By Elizabeth Dilts
NEWYORK (Reuters) – Booming stock markets around the globe helped Goldman Sachs Group Inc <GS.N> offset declines in other businesses last quarter, but those gains may not be sustainable, analysts said.
The biggest contributor to the bank’s profits was the $1.5 billion (£1.2 billion) it notched from its own equity investments – including $375 million from electronic trading company Tradeweb – some of which it sold during the second quarter.
Its investment bankers also handled more stock offerings than any rivals during the period, which in turn helped boost revenue from equity trading, where Goldman is also nabbing market share.

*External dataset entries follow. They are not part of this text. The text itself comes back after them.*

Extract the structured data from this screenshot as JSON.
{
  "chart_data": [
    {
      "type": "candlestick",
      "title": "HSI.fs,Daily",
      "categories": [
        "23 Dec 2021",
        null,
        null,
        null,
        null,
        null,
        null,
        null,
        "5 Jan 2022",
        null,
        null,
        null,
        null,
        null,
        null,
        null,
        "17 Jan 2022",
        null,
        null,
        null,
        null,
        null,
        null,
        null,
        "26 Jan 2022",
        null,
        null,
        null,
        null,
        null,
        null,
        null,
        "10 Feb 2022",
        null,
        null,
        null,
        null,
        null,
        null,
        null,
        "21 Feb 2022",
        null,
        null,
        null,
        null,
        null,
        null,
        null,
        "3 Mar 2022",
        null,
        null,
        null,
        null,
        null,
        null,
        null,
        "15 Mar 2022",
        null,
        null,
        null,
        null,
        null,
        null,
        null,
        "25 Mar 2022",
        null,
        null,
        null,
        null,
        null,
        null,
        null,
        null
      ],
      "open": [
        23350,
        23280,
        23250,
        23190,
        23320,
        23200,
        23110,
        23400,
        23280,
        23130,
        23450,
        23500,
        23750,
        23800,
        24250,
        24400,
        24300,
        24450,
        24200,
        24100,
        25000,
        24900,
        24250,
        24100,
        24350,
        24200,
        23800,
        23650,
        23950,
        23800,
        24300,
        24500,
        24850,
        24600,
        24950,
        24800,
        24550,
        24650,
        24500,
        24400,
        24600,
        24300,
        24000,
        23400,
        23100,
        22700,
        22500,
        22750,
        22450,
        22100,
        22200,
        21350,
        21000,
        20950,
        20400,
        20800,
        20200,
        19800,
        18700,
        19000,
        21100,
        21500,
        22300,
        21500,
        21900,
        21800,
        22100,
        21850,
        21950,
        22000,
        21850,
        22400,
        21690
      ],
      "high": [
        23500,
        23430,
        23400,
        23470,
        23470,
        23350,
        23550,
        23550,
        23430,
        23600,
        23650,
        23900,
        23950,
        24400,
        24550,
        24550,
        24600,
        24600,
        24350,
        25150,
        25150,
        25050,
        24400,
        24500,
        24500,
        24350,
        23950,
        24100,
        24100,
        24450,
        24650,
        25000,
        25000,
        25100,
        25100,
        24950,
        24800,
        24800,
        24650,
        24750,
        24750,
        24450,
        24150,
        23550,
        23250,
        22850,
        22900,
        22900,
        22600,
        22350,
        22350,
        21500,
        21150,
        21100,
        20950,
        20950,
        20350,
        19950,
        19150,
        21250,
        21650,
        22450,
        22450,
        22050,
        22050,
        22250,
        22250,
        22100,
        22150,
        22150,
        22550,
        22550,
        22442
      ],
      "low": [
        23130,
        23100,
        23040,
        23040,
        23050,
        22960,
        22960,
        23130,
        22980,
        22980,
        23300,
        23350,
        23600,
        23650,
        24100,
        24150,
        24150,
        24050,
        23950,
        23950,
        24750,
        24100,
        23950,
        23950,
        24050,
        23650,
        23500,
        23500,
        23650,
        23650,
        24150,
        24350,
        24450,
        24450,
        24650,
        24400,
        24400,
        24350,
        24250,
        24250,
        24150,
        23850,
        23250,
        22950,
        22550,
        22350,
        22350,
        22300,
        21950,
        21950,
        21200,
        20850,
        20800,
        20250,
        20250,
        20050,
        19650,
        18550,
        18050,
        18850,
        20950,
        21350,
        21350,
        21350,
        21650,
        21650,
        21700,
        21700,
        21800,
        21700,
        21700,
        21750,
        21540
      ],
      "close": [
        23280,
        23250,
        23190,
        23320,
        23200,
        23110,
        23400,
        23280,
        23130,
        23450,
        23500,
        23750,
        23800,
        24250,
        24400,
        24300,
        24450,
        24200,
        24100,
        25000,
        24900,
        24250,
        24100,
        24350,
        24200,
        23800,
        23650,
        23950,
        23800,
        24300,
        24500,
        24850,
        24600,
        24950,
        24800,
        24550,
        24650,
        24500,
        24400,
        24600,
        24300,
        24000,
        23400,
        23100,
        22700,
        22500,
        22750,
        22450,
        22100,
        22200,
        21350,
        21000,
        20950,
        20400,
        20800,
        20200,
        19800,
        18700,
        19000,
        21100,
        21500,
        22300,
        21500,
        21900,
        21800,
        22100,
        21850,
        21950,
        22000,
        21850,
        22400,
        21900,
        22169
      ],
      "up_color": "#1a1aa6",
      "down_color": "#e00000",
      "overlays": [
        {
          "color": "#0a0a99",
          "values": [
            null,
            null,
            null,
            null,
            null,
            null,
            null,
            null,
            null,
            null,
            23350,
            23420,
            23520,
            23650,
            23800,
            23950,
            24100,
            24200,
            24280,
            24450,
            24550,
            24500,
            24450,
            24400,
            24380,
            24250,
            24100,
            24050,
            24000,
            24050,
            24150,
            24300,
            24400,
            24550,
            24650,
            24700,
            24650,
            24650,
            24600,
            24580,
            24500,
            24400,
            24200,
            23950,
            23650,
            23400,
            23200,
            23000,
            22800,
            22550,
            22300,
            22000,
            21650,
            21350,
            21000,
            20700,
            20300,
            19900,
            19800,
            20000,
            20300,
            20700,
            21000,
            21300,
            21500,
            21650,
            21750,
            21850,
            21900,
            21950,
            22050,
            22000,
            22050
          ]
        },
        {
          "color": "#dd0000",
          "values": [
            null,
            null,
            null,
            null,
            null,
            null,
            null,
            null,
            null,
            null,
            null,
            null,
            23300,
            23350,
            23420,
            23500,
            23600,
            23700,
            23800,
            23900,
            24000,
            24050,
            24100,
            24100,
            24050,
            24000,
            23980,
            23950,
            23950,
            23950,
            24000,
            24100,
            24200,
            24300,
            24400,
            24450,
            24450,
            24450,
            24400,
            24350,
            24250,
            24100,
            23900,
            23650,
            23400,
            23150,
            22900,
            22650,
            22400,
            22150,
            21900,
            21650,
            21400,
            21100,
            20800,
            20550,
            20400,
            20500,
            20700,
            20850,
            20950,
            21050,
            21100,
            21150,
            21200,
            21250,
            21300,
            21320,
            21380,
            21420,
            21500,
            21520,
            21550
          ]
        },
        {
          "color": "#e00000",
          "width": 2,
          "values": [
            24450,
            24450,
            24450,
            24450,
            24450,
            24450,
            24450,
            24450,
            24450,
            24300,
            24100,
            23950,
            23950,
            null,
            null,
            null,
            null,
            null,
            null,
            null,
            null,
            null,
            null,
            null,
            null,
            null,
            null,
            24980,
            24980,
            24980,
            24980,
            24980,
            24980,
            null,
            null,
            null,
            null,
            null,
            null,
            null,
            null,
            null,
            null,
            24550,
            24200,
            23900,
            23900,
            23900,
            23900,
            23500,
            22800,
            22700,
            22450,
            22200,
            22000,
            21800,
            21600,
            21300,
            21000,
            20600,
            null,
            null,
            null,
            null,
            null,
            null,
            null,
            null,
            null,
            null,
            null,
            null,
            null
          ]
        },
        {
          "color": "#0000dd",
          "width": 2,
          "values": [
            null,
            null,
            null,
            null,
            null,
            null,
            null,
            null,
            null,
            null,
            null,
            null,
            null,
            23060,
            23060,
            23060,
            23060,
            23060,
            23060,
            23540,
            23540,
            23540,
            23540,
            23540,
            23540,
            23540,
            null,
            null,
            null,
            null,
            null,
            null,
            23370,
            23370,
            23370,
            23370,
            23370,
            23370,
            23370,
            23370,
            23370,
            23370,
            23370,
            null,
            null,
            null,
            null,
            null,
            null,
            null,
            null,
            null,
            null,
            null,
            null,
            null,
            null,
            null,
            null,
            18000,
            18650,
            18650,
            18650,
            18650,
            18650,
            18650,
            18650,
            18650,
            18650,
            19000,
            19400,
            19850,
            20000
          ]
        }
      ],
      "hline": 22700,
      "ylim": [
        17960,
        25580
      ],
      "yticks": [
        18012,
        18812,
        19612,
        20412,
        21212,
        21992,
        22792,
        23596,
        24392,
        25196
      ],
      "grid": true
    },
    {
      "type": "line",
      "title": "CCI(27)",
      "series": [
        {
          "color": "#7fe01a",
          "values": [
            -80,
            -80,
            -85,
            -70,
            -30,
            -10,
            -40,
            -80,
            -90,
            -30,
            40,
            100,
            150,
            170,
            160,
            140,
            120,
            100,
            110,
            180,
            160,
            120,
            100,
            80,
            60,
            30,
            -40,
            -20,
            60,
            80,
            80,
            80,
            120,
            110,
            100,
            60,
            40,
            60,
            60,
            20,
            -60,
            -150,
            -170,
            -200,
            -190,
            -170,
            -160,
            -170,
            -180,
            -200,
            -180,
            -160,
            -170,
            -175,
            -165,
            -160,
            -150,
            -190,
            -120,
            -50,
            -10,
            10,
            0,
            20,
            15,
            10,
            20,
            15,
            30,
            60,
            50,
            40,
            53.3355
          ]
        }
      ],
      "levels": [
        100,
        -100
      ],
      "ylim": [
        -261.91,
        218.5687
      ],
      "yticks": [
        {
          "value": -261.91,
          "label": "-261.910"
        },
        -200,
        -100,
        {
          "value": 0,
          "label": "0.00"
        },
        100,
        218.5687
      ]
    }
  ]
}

These were all bright signs in otherwise dreary results for Goldman Sachs, however. Its revenue from other major businesses, including bond trading, M&A and investment management, all fell.
Analysts warned that without more insight into how Goldman racked up equities gains last quarter and the stock market facing headwinds, they are not giving the results much weight.
“We consider these to be solid results given the operating environment … but they underscore the importance of the firm’s strategic initiatives,” wrote David Fanger, senior vice president at Moody’s.
Excluding the gains from Tradeweb, Fanger said the bank is facing “muted client activity levels…investor concerns over trade and tariffs, uncertainty over shifts in central bank policy, and tighter credit markets compared with a year ago.”
Goldman Sachs is in the middle of a front-to-back business review launched by new Chief Executive David Solomon aimed at adding new businesses like credit cards and cash management to diversify the bank’s revenue streams. Goldman’s IPO investments were the biggest star of the second quarter. The investing & lending division reported net revenues of $2.5 billion, its highest in 8 years.
The bulk of revenues came from the performance and some sale of investments in Tradeweb Markets Inc, Avantor Inc <AVTR.N>, Uber Technologies Inc <UBER.N> and Headhunter Group Plc <HHR.O>, which together make up 55 percent of the bank’s public investment portfolio.
While competitor banks JPMorgan Chase & Co <JPM.N> and Citigroup <C.N> also reported big gains this week from investments in Tradeweb, Goldman’s gain had a proportionately bigger impact because it is smaller, analysts said.
Still an adroit trading house, Goldman reported equities trading revenues of $2 billion, or a 6 percent rise from last year, outperforming rival banks that reported equities revenue declined.
The bank said it benefited from improved client activity and market share.
Deutsche Bank AG <DB.N> put its share of the market up for grabs earlier this month when it said it would close its equities trading business.
“The success that Goldman had this quarter (in equities trading) is definitely a more sustainable performance than the large gains in the investing & lending business,” said UBS analyst Brennan Hawken.
“To the extent that people want to trade they’ll continue to have momentum there with clients.”